Both of these stories have been sanitized and wrapped in colorful book-covers for children, while both have a strong thread of violence and intolerance: by the Pilgrims towards the Native Americans, and by the Maccabees towards their less-zealous countrymen. And yet I can’t help thinking that, in contour alone, Thanksgiving and Hanukkah are in some ways mirror images. In both cases, an imperial outside force encounters resistance from the local residents. But in the Hanukkah story, the oppressed minority are the victors; in the Thanksgiving story—nevermind the communal table and the sharing of the harvest—it’s the empire that wins.
So there’s the historical tension, but for me, there’s a more intimate confusion too. Thanksgiving and Hanukkah are both family-focused holidays, but they occupy very different spaces in my brain.
Hanukkah, for me, is a place to hide from Christmas. During the holiday season, the air practically drips jingle bells and candy canes, and every song is a carol; it’s cultural saturation, and there’s no escape. It feels lonely. It’s not my tradition. And so we have Hanukkah, a minor Jewish holiday elevated to a major one, to give American Jews something to celebrate at Christmastime; it’s a little burst of blue-and-white confetti in an absolute torrent of red and green. So my family gathers at home, to light the menorah and sing the blessings and fry latkes. Instead of roasting chestnuts over an open fire, we wager them in games of dreidl. It feels like we’re celebrating for us. Our holiday. Our way of ducking out of the monthslong Christmas onslaught.

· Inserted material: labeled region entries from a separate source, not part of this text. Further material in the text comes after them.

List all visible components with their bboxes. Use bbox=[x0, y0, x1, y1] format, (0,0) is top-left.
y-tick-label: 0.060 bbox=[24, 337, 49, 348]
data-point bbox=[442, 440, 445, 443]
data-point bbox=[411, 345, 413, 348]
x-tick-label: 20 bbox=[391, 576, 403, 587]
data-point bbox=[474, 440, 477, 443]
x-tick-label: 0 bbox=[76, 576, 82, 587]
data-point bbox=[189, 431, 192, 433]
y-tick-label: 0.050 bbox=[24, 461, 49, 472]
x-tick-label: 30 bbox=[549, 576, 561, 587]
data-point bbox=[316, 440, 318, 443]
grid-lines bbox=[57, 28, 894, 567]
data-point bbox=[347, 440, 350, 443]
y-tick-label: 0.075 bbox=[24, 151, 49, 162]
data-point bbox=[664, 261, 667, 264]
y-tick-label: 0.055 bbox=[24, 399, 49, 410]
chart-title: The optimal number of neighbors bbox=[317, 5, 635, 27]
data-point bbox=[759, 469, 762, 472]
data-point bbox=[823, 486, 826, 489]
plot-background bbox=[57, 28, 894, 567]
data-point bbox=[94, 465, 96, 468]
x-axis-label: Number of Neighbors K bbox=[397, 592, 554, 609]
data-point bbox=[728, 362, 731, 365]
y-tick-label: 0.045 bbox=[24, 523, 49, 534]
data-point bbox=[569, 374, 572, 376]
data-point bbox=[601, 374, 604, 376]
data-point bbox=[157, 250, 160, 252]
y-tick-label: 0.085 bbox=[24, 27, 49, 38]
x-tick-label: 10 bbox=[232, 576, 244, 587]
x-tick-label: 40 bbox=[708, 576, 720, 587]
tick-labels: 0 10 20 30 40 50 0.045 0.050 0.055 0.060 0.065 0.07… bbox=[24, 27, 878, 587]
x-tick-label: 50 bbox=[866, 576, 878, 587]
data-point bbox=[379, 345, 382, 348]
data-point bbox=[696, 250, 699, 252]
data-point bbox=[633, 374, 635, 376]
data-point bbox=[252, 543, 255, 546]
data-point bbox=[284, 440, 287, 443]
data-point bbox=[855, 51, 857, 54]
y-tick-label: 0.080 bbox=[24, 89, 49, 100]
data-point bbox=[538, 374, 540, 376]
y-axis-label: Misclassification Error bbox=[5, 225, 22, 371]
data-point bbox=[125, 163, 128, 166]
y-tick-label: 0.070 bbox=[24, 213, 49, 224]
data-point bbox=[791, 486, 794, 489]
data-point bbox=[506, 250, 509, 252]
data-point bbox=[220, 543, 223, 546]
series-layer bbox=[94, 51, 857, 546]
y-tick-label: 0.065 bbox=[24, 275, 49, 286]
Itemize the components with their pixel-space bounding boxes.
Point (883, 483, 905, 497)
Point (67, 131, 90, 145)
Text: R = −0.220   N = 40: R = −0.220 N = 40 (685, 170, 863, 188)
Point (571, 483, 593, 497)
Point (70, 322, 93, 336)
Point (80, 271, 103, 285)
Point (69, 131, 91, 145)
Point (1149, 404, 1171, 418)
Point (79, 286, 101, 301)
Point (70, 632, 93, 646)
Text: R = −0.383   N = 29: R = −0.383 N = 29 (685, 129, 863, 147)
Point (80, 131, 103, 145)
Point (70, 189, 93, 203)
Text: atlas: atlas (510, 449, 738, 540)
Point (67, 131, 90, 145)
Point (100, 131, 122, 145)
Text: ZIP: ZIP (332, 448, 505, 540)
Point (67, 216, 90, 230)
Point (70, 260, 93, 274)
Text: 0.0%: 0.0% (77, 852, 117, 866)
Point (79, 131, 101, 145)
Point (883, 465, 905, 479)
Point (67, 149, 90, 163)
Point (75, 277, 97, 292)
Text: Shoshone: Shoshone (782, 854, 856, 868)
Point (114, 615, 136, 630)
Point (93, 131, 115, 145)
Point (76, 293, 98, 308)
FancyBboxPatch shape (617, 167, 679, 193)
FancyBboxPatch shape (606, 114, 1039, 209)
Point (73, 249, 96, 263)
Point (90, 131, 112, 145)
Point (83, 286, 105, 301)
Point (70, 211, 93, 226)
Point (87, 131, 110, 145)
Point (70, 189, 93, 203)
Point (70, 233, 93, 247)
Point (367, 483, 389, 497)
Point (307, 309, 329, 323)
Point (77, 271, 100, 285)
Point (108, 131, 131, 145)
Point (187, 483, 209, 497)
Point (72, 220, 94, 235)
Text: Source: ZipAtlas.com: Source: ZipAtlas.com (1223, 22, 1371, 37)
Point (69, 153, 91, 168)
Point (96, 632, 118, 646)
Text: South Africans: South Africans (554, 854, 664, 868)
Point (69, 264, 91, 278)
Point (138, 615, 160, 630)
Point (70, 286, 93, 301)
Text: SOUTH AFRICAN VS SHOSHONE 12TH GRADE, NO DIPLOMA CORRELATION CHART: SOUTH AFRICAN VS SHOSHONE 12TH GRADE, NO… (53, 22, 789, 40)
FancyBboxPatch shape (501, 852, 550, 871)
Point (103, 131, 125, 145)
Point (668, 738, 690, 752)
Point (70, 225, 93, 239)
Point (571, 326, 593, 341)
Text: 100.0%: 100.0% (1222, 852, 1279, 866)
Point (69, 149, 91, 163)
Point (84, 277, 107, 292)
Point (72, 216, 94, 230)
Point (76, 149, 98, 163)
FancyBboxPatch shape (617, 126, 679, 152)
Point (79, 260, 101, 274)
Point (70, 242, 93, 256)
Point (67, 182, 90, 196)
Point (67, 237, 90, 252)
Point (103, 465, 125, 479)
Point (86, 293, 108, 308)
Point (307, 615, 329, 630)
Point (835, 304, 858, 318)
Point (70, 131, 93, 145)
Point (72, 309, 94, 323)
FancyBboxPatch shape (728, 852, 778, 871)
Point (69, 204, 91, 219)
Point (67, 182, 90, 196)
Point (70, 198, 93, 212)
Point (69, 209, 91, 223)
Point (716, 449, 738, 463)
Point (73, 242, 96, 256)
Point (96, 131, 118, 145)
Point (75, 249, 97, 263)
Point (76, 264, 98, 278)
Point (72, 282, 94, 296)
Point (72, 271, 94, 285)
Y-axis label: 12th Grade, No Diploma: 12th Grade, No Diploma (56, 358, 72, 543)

But though my family doesn’t celebrate Christmas, we do celebrate Thanksgiving. It’s a festival predicated on our identity as Americans, not Jews, and so we participate wholeheartedly. We plan for the meal months in advance, and invite a slew of family and friends. When it’s Thanksgiving’s time to saturate the airwaves, and the shop walls are papered with autumn leaves and cornucopia cutouts, and the recipes for turkey and stuffing and pie stack up on each other, I get it. It resonates with me, and makes me excited for the day. As my sister says, “I love Thanksgiving because it’s the only day of the year when I can be pretty sure I’m doing the same thing as almost everyone else.”
So Thanksgiving is outward, and Hanukkah is inward. Thanksgiving is grand, and Hanukkah is intimate. The food doesn’t quite fit, and the histories don’t quite fit, and the cultural associations don’t quite fit. And yet we’re bringing them together in a single, boisterous, food-laden day. I suppose this feels appropriate, since my American Jewish heritage is bound up in debating and arguing and grappling with the messy points of culture and identity. This is a once-in-a-lifetime day, and worth a once-in-a-lifetime grapple.
So I’m getting ready to roast my turkey (without the Manischewitz), and to shred potatoes and onions until I cry. On Thursday, my family will light the menorah and sing the blessings, and then raise a glass to the things we give thanks for this year. It will be a little strange and a lot of fun, and then we will never celebrate it again.
Here’s to Thanksgivukkah. The weirdest coincidental holiday of our time.
Zoe Fenson will fight you for the last latke.